Insisto; será incorrecta en España, pero la construcción que en ella ofende a los ibéricos es corriente en otros muchos países. No me extrañaría (apreciación mía subjetiva, lo sé) que en unos añitos la Real Academia la declarara "americanismo".


----------



## Rocko!

AmideLanval said:


> para algunos, una frase de este tipo sin su "desde" queda coja.


Yo creo que corres el riesgo de que siempre quede coja, y es mejor no arriesgarse.

Yo te acepto la #2 solamente como una forma invertida de la #1 y con el requisito de que la frase entera se entienda como un ¡pero...! Me explico:

(_Pero, pero, pero_) _hace dos años *QUE* estudio español → ¡estudio español hace dos años, carajos!_

Pero no sería natural para mí que 'de buenas a primeras' vinieras y me dijeras “estudio español hace dos años” para iniciar una conversación o para responderme una pregunta. En estos casos  yo diría o esperaría que me dijeran “*desde* hace dos años”.
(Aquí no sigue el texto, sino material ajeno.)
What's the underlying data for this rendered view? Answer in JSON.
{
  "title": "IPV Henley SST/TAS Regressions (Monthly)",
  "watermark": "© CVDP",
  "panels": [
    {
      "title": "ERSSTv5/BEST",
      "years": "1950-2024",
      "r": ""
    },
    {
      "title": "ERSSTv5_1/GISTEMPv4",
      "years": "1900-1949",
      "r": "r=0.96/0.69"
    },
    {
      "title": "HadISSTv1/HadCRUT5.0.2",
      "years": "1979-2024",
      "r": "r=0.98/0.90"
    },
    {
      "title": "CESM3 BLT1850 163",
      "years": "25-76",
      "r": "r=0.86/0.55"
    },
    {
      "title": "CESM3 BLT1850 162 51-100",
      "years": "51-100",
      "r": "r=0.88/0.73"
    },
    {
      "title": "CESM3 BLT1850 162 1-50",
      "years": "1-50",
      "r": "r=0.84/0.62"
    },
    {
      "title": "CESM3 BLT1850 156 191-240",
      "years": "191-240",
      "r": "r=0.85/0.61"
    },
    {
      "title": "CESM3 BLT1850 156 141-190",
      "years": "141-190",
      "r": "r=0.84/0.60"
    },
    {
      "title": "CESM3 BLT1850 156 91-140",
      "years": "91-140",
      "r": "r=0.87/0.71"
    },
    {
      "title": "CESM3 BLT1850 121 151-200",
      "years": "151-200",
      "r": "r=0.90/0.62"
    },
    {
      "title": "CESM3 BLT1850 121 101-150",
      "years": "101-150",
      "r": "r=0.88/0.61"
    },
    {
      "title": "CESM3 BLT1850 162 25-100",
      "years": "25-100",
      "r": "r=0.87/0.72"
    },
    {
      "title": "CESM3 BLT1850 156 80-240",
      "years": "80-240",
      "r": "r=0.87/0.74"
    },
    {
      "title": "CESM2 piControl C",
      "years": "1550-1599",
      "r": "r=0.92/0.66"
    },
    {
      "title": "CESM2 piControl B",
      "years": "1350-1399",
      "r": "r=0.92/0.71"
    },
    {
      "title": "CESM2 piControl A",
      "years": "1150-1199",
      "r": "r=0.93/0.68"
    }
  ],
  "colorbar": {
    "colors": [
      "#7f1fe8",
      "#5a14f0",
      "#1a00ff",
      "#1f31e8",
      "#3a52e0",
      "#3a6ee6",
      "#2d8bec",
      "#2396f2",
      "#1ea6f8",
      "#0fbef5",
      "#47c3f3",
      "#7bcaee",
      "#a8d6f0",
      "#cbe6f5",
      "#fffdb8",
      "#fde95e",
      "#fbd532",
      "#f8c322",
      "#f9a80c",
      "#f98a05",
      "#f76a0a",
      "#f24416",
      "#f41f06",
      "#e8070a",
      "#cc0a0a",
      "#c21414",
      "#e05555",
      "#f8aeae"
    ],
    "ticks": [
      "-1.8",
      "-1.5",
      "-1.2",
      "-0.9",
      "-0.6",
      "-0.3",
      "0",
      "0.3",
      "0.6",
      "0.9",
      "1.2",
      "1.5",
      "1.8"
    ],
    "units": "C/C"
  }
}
No veo por qué alguien podría preferir la opción sin _desde_ que, aunque fuese la más usada en alguna zona, no es la más adecuada. Y cojea.


----------



## gengo

Forero said:


> Idiomatic use of "I study Spanish for 2 years":
> 
> _I am learning romance languages in cycles. I study Spanish for 2 years. Then I study French for 3 years and Italian for 2. (Then I go back to Spanish.)_



Agreed, but it is clear that that is not what the OP was thinking of (based on the use of "hace," etc.), and instead was referring to the idea of "the length of time that I have been studying SP is two years."  The simple present tense can't be used for that meaning.


----------



## AmideLanval

Rocko! said:


> Pero no sería natural para mí que 'de buenas a primeras' vinieras y me dijeras “estudio español hace dos años” para iniciar una conversación o para responderme una pregunta. En estos casos  yo diría o esperaría que me dijeran “*desde* hace dos años”.
> 
> No veo por qué alguien podría preferir la opción sin _desde_ que, aunque fuese la más usada en alguna zona, no es la más adecuada. Y cojea.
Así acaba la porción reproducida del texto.